Nevertheless, six pharmacy groups including the American Society of Health-System Pharmacists and the American Pharmacists Association want CMS to require that pharmacists be paid for their labor, especially since pharmacies are often the most convenient place for patients to receive healthcare services. Nearly 90% of Americans live within five miles of a pharmacist, according to the National Association of Chain Drug Stores.

“After more than a year of continuously expanding the ability of patients to access COVID-19 tests, immunizations, and therapeutics from pharmacists and other pharmacy personnel, the failure of CMS to require pharmacists to be compensated for testing, patient assessment, and ordering/prescribing, in addition to dispensing oral antivirals, makes little sense and sets up the distribution program for failure. CMS needs to clearly delineate a payment pathway necessary to allow pharmacists’ patients to access these lifesaving medications,” says a joint news release the pharmacist groups issued Tuesday.

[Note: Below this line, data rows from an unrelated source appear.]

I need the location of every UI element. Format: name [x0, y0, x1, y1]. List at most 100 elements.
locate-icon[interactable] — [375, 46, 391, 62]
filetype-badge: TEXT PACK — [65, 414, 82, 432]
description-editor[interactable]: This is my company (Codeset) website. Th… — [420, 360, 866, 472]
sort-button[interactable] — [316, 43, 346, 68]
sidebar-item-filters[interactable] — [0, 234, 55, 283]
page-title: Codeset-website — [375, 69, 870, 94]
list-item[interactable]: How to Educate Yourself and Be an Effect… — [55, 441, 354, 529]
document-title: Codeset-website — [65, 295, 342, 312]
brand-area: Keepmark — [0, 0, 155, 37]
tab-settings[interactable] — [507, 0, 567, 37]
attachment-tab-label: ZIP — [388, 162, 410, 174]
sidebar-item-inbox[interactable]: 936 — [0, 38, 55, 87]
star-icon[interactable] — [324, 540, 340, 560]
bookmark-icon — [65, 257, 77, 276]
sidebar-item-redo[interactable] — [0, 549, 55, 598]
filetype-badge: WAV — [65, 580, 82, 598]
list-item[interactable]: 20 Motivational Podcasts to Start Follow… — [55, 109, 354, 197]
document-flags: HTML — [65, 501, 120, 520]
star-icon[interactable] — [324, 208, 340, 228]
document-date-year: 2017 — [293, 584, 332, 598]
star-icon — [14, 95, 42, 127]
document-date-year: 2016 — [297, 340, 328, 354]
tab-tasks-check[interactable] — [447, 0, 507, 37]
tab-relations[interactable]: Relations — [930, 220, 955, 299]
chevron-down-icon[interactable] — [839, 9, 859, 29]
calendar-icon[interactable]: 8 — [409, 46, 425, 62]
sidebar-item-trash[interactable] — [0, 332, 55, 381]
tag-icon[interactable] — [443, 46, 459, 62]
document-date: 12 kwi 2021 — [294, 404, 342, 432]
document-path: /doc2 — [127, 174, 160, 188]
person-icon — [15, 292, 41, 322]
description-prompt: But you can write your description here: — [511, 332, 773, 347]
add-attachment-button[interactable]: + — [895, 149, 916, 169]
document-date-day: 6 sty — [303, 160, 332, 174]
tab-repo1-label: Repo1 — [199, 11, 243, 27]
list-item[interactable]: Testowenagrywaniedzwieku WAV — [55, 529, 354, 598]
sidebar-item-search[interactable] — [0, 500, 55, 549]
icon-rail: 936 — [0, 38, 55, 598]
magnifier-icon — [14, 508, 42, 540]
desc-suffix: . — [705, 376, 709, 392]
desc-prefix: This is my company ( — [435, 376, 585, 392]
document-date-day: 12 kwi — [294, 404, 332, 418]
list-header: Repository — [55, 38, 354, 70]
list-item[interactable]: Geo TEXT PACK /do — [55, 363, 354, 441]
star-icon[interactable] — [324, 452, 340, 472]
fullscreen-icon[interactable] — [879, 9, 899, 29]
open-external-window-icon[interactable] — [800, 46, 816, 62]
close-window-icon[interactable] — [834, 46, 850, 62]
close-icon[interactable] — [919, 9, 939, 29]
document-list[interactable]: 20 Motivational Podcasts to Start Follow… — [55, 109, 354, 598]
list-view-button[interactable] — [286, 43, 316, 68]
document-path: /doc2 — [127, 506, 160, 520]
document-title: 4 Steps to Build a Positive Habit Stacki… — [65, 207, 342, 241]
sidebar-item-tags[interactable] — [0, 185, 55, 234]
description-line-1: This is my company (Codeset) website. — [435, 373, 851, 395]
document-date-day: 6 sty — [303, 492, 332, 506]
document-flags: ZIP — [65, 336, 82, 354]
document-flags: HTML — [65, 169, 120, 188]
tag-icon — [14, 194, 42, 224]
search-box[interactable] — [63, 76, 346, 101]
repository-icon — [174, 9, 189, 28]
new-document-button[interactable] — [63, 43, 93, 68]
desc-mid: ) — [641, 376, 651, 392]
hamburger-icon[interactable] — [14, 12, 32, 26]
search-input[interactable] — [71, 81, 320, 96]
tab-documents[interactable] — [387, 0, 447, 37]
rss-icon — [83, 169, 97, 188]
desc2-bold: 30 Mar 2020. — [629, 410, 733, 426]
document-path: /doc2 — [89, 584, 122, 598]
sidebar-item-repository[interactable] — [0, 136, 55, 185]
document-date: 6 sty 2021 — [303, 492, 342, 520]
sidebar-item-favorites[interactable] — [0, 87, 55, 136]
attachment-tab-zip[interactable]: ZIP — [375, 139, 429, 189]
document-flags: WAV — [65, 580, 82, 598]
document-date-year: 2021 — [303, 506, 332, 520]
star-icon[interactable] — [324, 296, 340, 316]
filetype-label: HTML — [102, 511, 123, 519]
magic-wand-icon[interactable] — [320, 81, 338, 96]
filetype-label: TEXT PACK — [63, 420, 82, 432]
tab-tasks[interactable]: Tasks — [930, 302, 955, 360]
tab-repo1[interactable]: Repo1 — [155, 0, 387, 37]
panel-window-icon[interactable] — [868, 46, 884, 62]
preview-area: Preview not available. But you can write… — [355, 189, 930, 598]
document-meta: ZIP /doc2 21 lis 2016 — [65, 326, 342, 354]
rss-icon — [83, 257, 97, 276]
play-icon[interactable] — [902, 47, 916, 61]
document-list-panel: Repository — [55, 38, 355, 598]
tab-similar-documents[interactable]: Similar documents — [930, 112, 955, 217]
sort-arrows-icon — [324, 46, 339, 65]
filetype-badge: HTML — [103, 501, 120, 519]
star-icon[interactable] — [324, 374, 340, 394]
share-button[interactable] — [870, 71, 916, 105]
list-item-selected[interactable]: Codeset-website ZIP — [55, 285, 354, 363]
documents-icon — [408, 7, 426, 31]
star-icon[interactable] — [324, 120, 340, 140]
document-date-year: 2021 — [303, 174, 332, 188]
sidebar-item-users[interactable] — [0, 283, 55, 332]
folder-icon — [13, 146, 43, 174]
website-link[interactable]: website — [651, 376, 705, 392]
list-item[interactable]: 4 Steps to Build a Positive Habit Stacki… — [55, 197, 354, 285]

Pharmacists can get reimbursed under Medicare Part B for injectable monoclonal therapies because CMS allowed them to be treated as vaccines under payment rules. But the agency can’t use that workaround for the oral therapies under Part D, Kraus said.

“HHS authorized pharmacists to do the work, to do the evaluation and order the drug. But there hasn’t been the corresponding solution from CMS to figure out how we pay for the services when a Medicare beneficiary needs it,” Kraus said.

CMS could use its emergency authority to waive provisions of the Social Security Act and allow pharmacists to receive Medicare reimbursement for evaluating patients before giving them the pills, Kraus said. The American Society of Health-System Pharmacists, American Pharmacists Association and other organizations recommended CMS do this in a letter sent to HHS Nov. 2.

“Other payers follow Medicare, so we’re concerned that if this occurs with other payers as well, then there’s this question of: Can pharmacists actually realistically provide this service if there’s not reimbursement for it?” Kraus said.